Sue Stead, an Ohio regulator, said the latest data call information that was collected had highlighted six life companies in which data stood out from the results of most companies.
Consequently, regulators will be taking a closer look at these companies to find out why they varied from most other insurers, said Ms. Stead, who heads up the market analysis work group at the National Association of Insurance Commissioners, Kansas City, Mo.
Because regulators have found the information so valuable, both the life and property-casualty data calls will be repeated, she said.
For life insurers, data for calendar year 2003 will be due in April 2004, and for property-casualty insurers, dates are under discussion, she said.
Work on data call questions for life companies will not reflect major changes, but could include some changes to definitions, she said.

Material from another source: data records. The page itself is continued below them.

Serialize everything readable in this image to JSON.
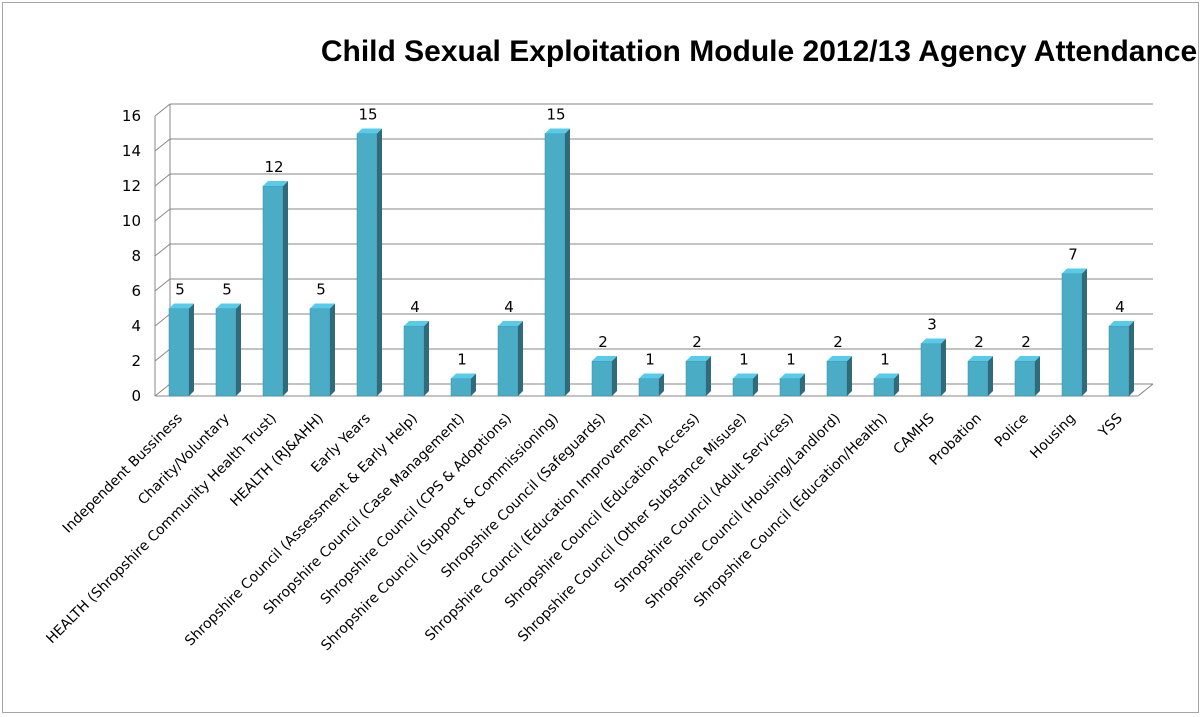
{
  "chart_data": {
    "type": "bar",
    "title": "Child Sexual Exploitation Module 2012/13 Agency Attendance",
    "xlabel": "",
    "ylabel": "",
    "ylim": [
      0,
      16
    ],
    "ytick_step": 2,
    "grid": true,
    "legend": "none",
    "bar_color": "#4bacc6",
    "categories": [
      "Independent Bussiness",
      "Charity/Voluntary",
      "HEALTH (Shropshire Community Health Trust)",
      "HEALTH (RJ&AHH)",
      "Early Years",
      "Shropshire Council (Assessment & Early Help)",
      "Shropshire Council (Case Management)",
      "Shropshire Council (CPS & Adoptions)",
      "Shropshire Council (Support & Commissioning)",
      "Shropshire Council (Safeguards)",
      "Shropshire Council (Education Improvement)",
      "Shropshire Council (Education Access)",
      "Shropshire Council (Other Substance Misuse)",
      "Shropshire Council (Adult Services)",
      "Shropshire Council (Housing/Landlord)",
      "Shropshire Council (Education/Health)",
      "CAMHS",
      "Probation",
      "Police",
      "Housing",
      "YSS"
    ],
    "values": [
      5,
      5,
      12,
      5,
      15,
      4,
      1,
      4,
      15,
      2,
      1,
      2,
      1,
      1,
      2,
      1,
      3,
      2,
      2,
      7,
      4
    ]
  }
}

What is of concern to life insurers is that the data call be done in a uniform way rather than in a way that amounts to nine mini exams, according to Linda Lanam, vice president and general counsel with the American Council of Life Insurers, Washington.
Ms. Lanam cited the example of one company that was providing data and had a market conduct examination called by one of the states participating in the pilot project.
On the issue of policy loans, Ms. Lanam said it is possible that large totals may simply reflect a series of small policy loans built up over time rather than a large policy loan indicative of replacement activity.
Before a new data call is issued, the initial one should be completed and analyzed, said Don Cleasby, assistant general counsel with the National Association of Independent Insurers, Des Plaines, Ill. Any data call should be prospective and not retroactive, according to Cleasby.
The collection of data by companies becomes more complicated if data requested is changed from the first round, he added
Lenore Marema, vice president-legal and regulatory affairs with the Alliance of American Insurers, Downers Grove, Ill., says that the Illinois insurance department, which has collected data, has provided a template for collecting data.
But more generally, she wondered if budget-strapped state departments would have the resources to collect and analyze data.
Separately, the National Conference of Insurance Legislatures, Albany, N.Y., said that an initial draft of a planned market conduct model law could be out for review by Aug. 25.
A hearing on the model is planned for Sept. 12 in Chicago, according to Tim Tucker, director of state-federal affairs in NCOIL's Washington office. The model could be ready for adoption by NCOIL at its annual meeting in Santa Fe, N.M., in November, he continued.
Jim Connolly is a senior editor with NU's Life-Health edition.